Tutte le fattispecie di c.d. vendite ad effetti obbligatori e reali differiti (vendita con riserva della proprietà, di cosa futura e di cosa altrui, vendita alternativa o di genere) sono state affrontate in svariate lezioni durate diverse ore, descrivendosi, tra l’altro, le peculiari caratteristiche che connotano l’operatività del principio consensualistico in relazione a tali figure.
3. IL PRINCIPIO CONSENSUALISTICO TRA VENDITA E APPALTO ALLA LUCE DEGLI ORIENTAMENTI DOTTRINALI E GIURISPRUDENZIALI
Con particolare riguardo alla differenza tra vendita di cosa futura e appalto con funzione traslativa sono state sinteticamente esaminate tutte le ipotesi concrete alla luce degli orientamenti dottrinali e giurisprudenziali.
Dottrina e giurisprudenza ammettono pacificamente che la funzione traslativa sia compatibile con l’appalto, il quale produce così un effetto complesso. Il contratto di appalto, in tal modo, produce un effetto reale a titolo derivativo come conseguenza del corretto adempimento dell’obbligazione di fare assunta dall’appaltatore.

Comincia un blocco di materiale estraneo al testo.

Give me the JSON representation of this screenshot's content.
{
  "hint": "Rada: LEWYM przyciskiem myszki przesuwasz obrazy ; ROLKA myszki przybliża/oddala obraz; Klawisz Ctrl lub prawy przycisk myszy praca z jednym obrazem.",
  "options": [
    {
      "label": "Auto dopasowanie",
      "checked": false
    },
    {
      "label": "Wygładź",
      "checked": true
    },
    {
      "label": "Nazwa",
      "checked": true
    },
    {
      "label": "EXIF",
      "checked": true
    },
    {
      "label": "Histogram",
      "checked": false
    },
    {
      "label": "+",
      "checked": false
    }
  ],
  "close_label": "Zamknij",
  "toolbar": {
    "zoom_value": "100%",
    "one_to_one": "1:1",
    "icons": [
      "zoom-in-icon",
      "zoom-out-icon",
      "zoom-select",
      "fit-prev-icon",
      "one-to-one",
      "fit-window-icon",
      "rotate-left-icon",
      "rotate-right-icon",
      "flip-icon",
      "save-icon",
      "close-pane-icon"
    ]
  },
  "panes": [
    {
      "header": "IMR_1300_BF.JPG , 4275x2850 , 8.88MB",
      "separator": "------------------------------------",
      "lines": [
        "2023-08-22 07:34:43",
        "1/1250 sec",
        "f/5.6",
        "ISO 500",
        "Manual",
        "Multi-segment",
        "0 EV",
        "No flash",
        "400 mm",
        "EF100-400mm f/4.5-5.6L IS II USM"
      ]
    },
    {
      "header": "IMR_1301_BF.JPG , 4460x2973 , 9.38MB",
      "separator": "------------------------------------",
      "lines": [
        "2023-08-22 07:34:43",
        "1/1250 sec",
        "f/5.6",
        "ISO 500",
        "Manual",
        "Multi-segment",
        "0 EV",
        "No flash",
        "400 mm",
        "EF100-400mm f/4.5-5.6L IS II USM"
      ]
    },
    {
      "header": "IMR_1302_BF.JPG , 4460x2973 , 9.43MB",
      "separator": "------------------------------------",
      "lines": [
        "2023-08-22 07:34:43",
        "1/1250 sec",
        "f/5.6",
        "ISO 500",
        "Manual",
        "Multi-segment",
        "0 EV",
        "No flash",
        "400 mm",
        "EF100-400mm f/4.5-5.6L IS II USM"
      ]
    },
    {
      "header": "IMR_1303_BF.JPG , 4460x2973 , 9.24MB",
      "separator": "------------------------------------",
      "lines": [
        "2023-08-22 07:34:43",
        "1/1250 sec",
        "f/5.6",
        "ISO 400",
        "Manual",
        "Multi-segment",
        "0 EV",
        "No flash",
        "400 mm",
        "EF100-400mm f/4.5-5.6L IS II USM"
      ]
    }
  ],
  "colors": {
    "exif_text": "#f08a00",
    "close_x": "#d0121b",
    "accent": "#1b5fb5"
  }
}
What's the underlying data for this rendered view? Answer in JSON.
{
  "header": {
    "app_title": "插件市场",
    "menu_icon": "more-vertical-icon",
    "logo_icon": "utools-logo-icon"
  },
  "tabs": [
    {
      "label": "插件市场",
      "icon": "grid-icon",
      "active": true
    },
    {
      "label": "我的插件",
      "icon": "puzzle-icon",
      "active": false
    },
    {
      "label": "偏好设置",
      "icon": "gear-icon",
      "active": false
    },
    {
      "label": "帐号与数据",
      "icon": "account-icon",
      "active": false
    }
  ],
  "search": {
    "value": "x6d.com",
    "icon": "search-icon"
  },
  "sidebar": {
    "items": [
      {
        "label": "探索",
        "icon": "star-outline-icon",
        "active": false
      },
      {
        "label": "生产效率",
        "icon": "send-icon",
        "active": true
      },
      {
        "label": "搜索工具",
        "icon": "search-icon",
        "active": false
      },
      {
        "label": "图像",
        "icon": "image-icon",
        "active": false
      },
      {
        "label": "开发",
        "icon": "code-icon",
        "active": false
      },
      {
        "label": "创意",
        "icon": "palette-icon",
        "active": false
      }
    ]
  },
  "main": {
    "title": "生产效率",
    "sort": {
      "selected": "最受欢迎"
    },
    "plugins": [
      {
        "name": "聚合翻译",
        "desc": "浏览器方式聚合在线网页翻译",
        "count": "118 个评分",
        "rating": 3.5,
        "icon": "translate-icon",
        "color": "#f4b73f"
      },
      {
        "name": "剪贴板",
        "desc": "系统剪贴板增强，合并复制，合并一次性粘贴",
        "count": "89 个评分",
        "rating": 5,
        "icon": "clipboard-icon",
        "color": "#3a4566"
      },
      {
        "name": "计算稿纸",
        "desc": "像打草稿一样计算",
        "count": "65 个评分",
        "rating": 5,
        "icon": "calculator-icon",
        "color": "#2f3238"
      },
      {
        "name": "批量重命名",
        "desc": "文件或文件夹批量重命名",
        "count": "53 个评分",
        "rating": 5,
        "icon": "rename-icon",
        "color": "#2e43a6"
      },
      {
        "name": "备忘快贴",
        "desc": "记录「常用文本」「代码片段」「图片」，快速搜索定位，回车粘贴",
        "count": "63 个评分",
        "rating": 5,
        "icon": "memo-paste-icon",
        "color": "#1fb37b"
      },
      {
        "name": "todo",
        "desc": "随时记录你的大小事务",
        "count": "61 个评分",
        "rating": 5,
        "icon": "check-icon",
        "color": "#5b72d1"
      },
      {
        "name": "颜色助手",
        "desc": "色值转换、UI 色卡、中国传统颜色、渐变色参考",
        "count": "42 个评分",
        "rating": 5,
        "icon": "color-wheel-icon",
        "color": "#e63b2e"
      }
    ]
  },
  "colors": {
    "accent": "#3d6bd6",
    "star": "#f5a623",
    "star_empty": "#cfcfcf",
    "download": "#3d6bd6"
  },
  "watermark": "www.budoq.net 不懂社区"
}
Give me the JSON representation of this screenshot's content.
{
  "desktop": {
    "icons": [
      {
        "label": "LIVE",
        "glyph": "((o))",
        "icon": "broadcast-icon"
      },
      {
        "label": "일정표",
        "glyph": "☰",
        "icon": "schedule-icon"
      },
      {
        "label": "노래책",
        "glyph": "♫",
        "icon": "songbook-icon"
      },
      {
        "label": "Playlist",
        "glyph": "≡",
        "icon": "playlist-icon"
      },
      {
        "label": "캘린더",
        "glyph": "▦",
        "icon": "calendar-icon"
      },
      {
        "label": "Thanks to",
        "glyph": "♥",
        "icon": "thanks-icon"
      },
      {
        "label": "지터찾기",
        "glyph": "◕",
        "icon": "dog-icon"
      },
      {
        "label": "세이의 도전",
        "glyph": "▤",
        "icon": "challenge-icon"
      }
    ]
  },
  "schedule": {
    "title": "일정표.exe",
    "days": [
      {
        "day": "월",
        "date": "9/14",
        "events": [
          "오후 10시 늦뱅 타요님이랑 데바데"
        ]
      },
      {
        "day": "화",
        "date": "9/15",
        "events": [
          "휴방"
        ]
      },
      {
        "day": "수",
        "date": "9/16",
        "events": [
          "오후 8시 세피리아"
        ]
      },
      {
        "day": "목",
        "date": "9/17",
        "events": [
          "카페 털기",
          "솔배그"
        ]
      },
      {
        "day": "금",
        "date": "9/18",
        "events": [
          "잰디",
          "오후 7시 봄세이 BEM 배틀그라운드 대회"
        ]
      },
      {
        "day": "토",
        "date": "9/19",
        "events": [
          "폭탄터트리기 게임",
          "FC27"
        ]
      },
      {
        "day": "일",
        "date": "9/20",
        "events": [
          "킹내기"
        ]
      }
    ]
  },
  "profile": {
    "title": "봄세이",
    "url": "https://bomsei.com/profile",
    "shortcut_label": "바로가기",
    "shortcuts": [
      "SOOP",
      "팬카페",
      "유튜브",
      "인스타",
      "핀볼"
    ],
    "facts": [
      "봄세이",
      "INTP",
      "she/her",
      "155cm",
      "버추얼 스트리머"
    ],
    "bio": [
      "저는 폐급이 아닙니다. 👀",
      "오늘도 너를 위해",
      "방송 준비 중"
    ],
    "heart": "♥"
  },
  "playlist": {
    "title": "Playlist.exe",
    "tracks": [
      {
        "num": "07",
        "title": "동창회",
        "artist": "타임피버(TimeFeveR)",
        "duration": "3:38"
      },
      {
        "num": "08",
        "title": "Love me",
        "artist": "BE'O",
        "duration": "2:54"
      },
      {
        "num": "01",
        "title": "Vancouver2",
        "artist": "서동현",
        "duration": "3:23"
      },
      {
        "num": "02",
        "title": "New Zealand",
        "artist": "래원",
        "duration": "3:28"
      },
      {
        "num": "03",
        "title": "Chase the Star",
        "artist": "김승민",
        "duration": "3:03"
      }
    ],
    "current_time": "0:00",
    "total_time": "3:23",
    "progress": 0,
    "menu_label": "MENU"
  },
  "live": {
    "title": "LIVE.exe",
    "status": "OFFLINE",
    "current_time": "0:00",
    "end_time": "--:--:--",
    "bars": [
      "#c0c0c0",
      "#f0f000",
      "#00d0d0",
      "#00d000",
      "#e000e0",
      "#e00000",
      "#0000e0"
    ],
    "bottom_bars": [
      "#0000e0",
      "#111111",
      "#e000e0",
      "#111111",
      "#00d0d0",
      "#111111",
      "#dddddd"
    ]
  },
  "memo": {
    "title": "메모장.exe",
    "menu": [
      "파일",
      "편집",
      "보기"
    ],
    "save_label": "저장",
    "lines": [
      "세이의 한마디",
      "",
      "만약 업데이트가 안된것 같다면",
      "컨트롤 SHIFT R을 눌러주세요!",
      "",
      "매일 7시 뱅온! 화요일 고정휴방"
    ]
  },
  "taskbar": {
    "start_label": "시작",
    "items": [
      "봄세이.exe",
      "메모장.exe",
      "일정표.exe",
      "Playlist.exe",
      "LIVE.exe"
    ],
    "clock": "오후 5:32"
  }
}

Si sovrappone così alla prestazione di fare un’obbligazione di dare che rinviene nel contratto di appalto la propria causa giustificatrice (l’appalto è titolo giuridico dello spostamento patrimoniale).
SITUAZIONE N. 1 – Nulla quaestio ove l’appaltatore realizzi l’opus utilizzando materiali forniti dal committente. Qui la proprietà dei materiali è del committente, il quale acquista gradualmente la proprietà anche sull’opus (generalmente si esclude l’operatività dell’istituto della specificazione ex art. 940 c.c. perché la trasformazione della materia avviene nell’interesse del dominus in adempimento di un rapporto negoziale preesistente). Secondo un autorevole e risalente orientamento dottrinale bisognerebbe distinguere a seconda del se le cose siano fungibili o infungibili: nel primo caso l’appaltatore sarebbe legittimato a disporne nomine proprio, salvo l’obbligo di sostituirle ove occorrano per l’esecuzione dell’opera o per la restituzione per terminazione o scioglimento del contratto (si realizzerebbe un meccanismo traslativo simile al deposito irregolare definito “locazione d’opera irregolare”); nella seconda ipotesi il committente ne conserverebbe la proprietà (l’appaltatore, a seguito della consegna, ne diverrebbe custode). La dottrina più recente ha sottoposto a revisione critica l’indirizzo tradizionale espresso con riguardo alla locazione d’opera irregolare identificando il momento del trasferimento della proprietà in capo all’appaltante con l’atto dispositivo; prima di tale momento l’appaltatore avrebbe esclusivamente una mera legittimazione a vendere non essendo ancora pienamente titolare del bene. La giurisprudenza di legittimità ha poi precisato che l’appaltatore risponde delle cose consegnategli dal committente anche dopo lo scioglimento del contratto e fino a che non le abbia restituite al dominus (Cass., 30 settembre 2009, n. 20995).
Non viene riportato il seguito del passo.